Rate shopping for a car loan, a mortgage or a credit card can hurt your credit if you don’t do it properly. Lenders you approach ask credit bureaus for a copy of your report for review. This request shows up on the credit report as a “hard inquiry,” which affects the FICO credit score.

Breaking down credit scores

Inquiries fall within the “new credit” category, which makes up 10 percent of the score. It stays on your report for two years but is used in calculating your credit score only for the first year that it’s on your report. Minimize the impact by rate shopping within a short period of time, such as a couple of weeks. According to, multiple inquiries from auto or mortgage lenders in a short period of time are typically seen as one inquiry and have little impact on your score.

Prospective employers interested in how you handle responsibility, companies that want to offer pre-approved credit cards, and even you may ask to see your credit report. These queries aren’t as bad because they are considered “soft” and don’t count against the credit score.

The Closer

The Closer is trying to improve a credit situation, but his approach may not be the best move for that purpose.

Closing old and unused accounts could shorten the length of your credit history, which makes up 15 percent of the credit score. It also affects the credit utilization ratio, which is the amount of credit you’re using relative to your available credit. Closing an account makes your ratio go up because closing the account drops your total available credit while not reducing the amount of credit you’re using.

Also, watch your debts, because “amounts owed” account for 30 percent of the score.

Instead of closing the account, gradually pay down debts, keeping balances below 30 percent of the available limit, and space closures over time.

The Relinquisher

The Relinquisher turns his or her credit over to someone else with a shady or non-existent credit history.

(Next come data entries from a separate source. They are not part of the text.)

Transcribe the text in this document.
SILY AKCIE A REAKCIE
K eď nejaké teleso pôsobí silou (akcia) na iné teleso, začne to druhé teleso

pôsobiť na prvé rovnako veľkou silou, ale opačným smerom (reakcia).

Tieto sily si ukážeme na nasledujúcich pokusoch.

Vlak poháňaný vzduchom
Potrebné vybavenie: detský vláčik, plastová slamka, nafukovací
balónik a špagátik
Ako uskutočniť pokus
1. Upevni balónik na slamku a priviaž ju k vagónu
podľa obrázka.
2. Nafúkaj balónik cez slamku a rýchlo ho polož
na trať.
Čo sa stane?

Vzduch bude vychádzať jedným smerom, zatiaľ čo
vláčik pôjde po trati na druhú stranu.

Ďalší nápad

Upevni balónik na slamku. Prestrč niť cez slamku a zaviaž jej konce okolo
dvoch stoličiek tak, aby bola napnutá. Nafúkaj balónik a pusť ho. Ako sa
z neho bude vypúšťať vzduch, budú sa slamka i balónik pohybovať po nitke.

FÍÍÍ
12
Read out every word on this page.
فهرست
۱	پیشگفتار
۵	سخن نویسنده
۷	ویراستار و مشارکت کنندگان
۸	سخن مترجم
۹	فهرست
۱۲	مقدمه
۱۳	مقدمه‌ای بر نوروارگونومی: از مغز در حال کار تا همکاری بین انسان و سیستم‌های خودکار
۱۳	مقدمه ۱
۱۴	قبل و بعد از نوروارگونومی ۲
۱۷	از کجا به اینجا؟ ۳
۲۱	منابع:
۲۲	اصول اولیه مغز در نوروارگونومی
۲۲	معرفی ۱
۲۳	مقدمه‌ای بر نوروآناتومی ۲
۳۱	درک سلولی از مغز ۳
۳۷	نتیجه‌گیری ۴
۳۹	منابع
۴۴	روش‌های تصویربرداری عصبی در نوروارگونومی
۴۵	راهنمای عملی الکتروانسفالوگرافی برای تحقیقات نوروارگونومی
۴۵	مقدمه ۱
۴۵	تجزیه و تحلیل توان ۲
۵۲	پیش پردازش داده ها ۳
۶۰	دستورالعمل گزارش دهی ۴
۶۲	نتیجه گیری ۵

That occurs when they co-sign for someone else’s loan or credit card, and the gesture is rewarded by that individual not making the payments. Co-signing is risky to credit scores and to relationships because if the borrower makes late payments, it can tank the co-signer’s credit quickly.

Instead of co-signing, suggest that the borrower try a secured credit card, take out a small loan or get a gas card to help them build or rebuild their credit.